A new licensing agreement allows Microsoft to deepen its reach into the Navy and lets the service move ahead with an initiative to standardize software across 16 overseas installations.

A new licensing agreement allows Microsoft to deepen its reach into the Navy and lets the service move ahead with an initiative to standardize software across 16 overseas installations at a savings of about 25 percent in licensing costs.

As an added bonus, the deal could be worth up to $11 million to reseller CDW Government, according to company officials.

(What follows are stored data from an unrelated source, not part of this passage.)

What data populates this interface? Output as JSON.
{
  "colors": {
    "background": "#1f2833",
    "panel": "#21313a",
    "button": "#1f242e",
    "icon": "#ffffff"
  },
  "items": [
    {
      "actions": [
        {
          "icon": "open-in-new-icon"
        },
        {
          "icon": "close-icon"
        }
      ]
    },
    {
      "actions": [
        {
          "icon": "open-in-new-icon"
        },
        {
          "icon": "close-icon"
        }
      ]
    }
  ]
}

Awarded by the Space and Naval Warfare Systems Command on behalf of the Program Executive Office for Command, Control, Communications, Computers, Intelligence and Space, the contract will ultimately provide software for 28,000 desktop computers and 884 servers in the Naval Network Warfare Command Outside the Continental United States Navy Enterprise Network (ONE-Net). The organization's 16 installations span Europe, the Middle East and the Far East.

Mike Bradshaw, director of Microsoft's defense sector, said that although the licensing agreements mean a possible loss of revenue in the short term, they have long-term benefits. "Once we can start looking at an organization as one entity, and we purchase that way and standardize that way, it leads to an optimization and centralization of some operations," he said.

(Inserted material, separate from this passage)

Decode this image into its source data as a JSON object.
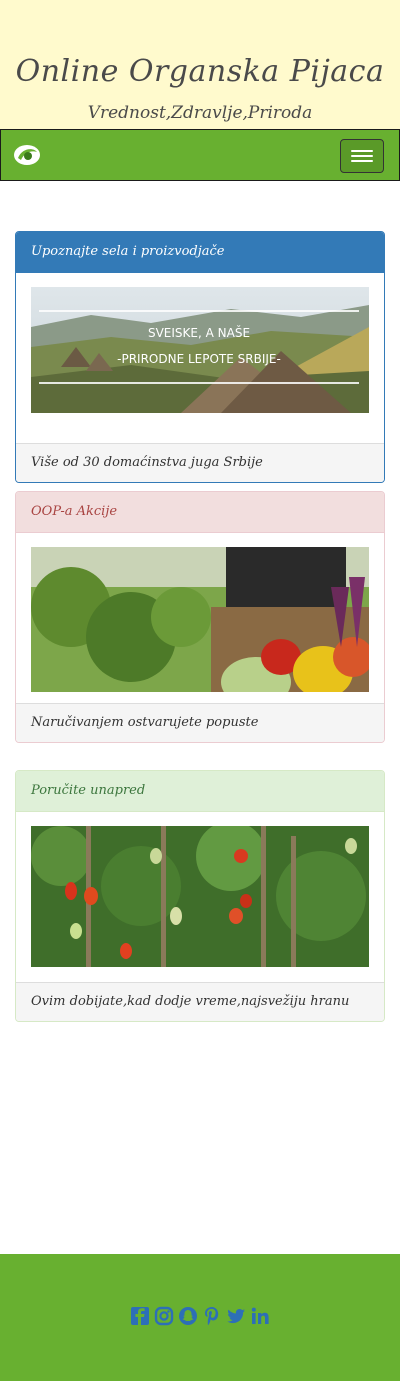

The Army and Air Force are already involved in similar standardization efforts, he added. The Navy Marine Corps Intranet project was one of the Navy's earlier moves toward greater standardization, he said.

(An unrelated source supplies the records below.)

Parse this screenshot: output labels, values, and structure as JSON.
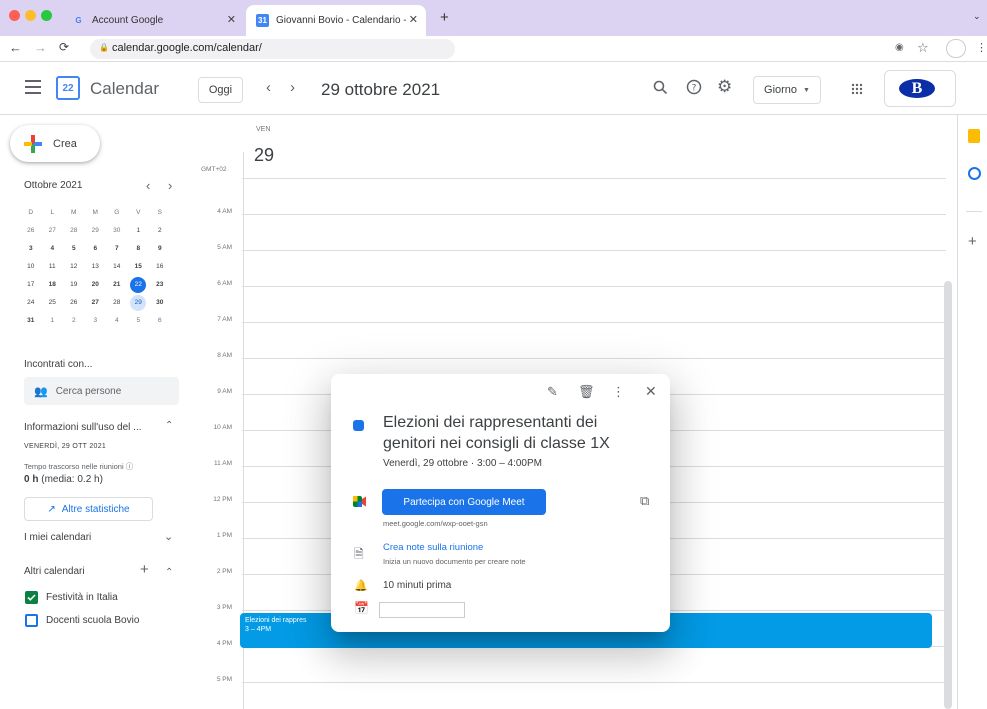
{
  "browser": {
    "tabs": [
      {
        "title": "Account Google",
        "favicon": "G"
      },
      {
        "title": "Giovanni Bovio - Calendario - ",
        "favicon": "31"
      }
    ],
    "new_tab": "+",
    "url": "calendar.google.com/calendar/",
    "colors": {
      "tabbar": "#dcd3f2",
      "close_dot": "#ff5f57",
      "min_dot": "#febc2e",
      "max_dot": "#28c840"
    }
  },
  "header": {
    "app_name": "Calendar",
    "logo_day": "22",
    "today_button": "Oggi",
    "date_title": "29 ottobre 2021",
    "view_select": "Giorno",
    "avatar_letter": "B"
  },
  "sidebar": {
    "create_label": "Crea",
    "mini_calendar": {
      "month": "Ottobre 2021",
      "weekdays": [
        "D",
        "L",
        "M",
        "M",
        "G",
        "V",
        "S"
      ],
      "weeks": [
        [
          "26",
          "27",
          "28",
          "29",
          "30",
          "1",
          "2"
        ],
        [
          "3",
          "4",
          "5",
          "6",
          "7",
          "8",
          "9"
        ],
        [
          "10",
          "11",
          "12",
          "13",
          "14",
          "15",
          "16"
        ],
        [
          "17",
          "18",
          "19",
          "20",
          "21",
          "22",
          "23"
        ],
        [
          "24",
          "25",
          "26",
          "27",
          "28",
          "29",
          "30"
        ],
        [
          "31",
          "1",
          "2",
          "3",
          "4",
          "5",
          "6"
        ]
      ],
      "selected_day": "22",
      "highlighted_day": "29"
    },
    "meet_with": "Incontrati con...",
    "search_people_placeholder": "Cerca persone",
    "insights_title": "Informazioni sull'uso del ...",
    "insights_date": "VENERDÌ, 29 OTT 2021",
    "meeting_time_label": "Tempo trascorso nelle riunioni",
    "meeting_time_value": "0 h",
    "meeting_time_avg": "(media: 0.2 h)",
    "stats_button": "Altre statistiche",
    "my_calendars": "I miei calendari",
    "other_calendars": "Altri calendari",
    "calendars": [
      {
        "name": "Festività in Italia",
        "checked": true,
        "color": "#0b8043"
      },
      {
        "name": "Docenti scuola Bovio",
        "checked": false,
        "color": "#1a73e8"
      }
    ]
  },
  "day_view": {
    "weekday": "VEN",
    "day": "29",
    "timezone": "GMT+02",
    "hours": [
      "4 AM",
      "5 AM",
      "6 AM",
      "7 AM",
      "8 AM",
      "9 AM",
      "10 AM",
      "11 AM",
      "12 PM",
      "1 PM",
      "2 PM",
      "3 PM",
      "4 PM",
      "5 PM"
    ],
    "event": {
      "title": "Elezioni dei rappresentanti dei genitori nei consigli di classe 1X",
      "short_title": "Elezioni dei rappres",
      "time": "3 – 4PM",
      "color": "#039be5"
    }
  },
  "popup": {
    "title": "Elezioni dei rappresentanti dei genitori nei consigli di classe 1X",
    "datetime": "Venerdì, 29 ottobre  ·  3:00 – 4:00PM",
    "meet_button": "Partecipa con Google Meet",
    "meet_link": "meet.google.com/wxp-ooet-gsn",
    "notes_link": "Crea note sulla riunione",
    "notes_desc": "Inizia un nuovo documento per creare note",
    "reminder": "10 minuti prima",
    "event_color": "#1a73e8"
  }
}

Another benefit of licensing agreements is lower costs for the developer, Bradshaw said. "It does make it easier if we have one agreement instead of many," he said. "Obviously, we can predict our revenue stream because of that, and it's easier to process one or two orders instead of hundreds."

Max Peterson, vice president of federal sales at CDW-G, said ordering efficiency benefits the reseller. "CDW-G's got the responsibility for processing a lot of those orders," he said. "So we give one order to Microsoft and it's one big award to CDW-G."

The ONE-Net deal will help move Microsoft into command and control operations, an area in which Bradshaw said the company has been weak.

"It's a long transition, and we're just now starting to see some traction," he said. "What we're trying to do is put a program in place that can be renewed each year without a lot of changes."

Standardizing the technology will enable the Navy to use new technologies, such as Web conferencing, across all the installations. That's more difficult to do when software platforms and versions differ widely from one location to the next.

"This is one of the building blocks," Bradshaw said.

The agreement gives the Navy some additional advantages, too. It gives the Program Executive Office the ability to upgrade to the latest software versions and gain insight into Microsoft technology and products under development, with an eye toward incorporating them into future upgrades of ONE-Net, according to office officials responding to questions via e-mail.

"ONE-Net was already designed with standardization and consistency in mind," Navy officials wrote. "The Microsoft arrangement doesn't change that. It just provides a vehicle to stay in step with licenses as requirements change. There is, however, less tendency for commands to go out and procure systems and software on their own and put it on the network, if we can provide the capability they require."